The Man in The High Castle - Inspirations

Inspirations

Later, Dick explained he conceived The Man in the High Castle from reading Bring the Jubilee (1953), by Ward Moore, which occurs in an alternative twentieth-century U.S. wherein the Confederate States of America won the American Civil War in the 1860s. In the acknowledgments, he mentions other influences: The Rise and Fall of the Third Reich (1960), by William L. Shirer; Hitler: A Study in Tyranny (1962), by Alan Bullock; The Goebbels Diaries (1948), Louis P. Lochner, translator; Foxes of the Desert (1960), by Paul Carrell; and the I Ching (1950), Richard Wilhelm, translator.

The acknowledgments have three references to traditional Japanese and Tibetan poetic forms; (i) volume one of the Anthology of Japanese Literature (1955), Donald Keene editor, from which is cited the haiku in page 48; (ii) from Zen and Japanese Culture (1955), by Daisetz Teitaro Suzuki, from which is cited a waka in page 135; and (iii) the Tibetan Book of the Dead (1960), by W. Y. Evans-Wentz, translator.

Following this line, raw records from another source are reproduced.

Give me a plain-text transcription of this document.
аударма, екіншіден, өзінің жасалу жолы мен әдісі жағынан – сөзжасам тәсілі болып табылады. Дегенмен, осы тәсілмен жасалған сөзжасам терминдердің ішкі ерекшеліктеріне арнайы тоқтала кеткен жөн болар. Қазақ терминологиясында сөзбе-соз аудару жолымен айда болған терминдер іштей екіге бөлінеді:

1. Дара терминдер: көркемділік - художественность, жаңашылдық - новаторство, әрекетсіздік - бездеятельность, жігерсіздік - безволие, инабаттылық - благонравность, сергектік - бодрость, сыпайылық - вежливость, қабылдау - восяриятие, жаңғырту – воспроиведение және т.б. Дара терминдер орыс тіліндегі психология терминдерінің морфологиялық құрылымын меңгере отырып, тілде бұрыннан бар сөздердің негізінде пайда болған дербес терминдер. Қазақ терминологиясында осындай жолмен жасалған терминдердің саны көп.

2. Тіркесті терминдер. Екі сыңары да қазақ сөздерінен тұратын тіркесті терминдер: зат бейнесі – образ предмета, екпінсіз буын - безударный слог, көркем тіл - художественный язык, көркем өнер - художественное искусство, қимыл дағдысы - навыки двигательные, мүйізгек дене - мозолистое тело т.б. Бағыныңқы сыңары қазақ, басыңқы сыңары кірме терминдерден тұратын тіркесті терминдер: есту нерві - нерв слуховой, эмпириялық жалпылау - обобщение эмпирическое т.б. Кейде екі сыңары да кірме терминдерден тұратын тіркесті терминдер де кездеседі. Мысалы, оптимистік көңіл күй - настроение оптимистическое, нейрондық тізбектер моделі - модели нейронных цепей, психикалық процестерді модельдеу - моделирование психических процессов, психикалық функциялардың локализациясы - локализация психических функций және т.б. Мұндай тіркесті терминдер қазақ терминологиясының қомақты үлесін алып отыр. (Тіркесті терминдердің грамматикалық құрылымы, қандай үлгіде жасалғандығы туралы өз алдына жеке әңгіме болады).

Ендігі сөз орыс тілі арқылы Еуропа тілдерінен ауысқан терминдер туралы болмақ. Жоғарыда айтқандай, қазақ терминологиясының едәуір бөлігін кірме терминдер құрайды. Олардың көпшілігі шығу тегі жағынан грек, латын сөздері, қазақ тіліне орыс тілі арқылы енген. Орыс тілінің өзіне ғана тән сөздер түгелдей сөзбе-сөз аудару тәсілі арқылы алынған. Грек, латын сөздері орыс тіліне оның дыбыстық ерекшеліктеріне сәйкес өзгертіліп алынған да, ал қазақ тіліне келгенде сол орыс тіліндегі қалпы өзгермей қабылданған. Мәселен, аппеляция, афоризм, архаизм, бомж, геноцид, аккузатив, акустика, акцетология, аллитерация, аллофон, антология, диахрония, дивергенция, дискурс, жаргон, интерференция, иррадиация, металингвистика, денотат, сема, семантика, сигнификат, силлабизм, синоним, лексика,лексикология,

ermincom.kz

Nathaniel West's Miss Lonelyhearts (1933) is also mentioned in the text, written before the Roosevelt assassination divergence point that separated the world of Man in the High Castle from our own. In this novella, "Miss Lonelyhearts" is a male newspaper journalist who writes anonymous responses as an agony aunt to forlorn readers during the height of the Great Depression. "Miss Lonelyhearts" tries to find consolation in religion, casual sex, rural vacations and work, none of which provide him with the sense of authenticity and engagement with the outside world that he needs. Given that West's book is about the elusive quality of interpersonal relationships and quest for personal meaning at a time of political turmoil within the United States, its underlying narrative design may be seen as a mise en abyme that parallels that of Man in the High Castle.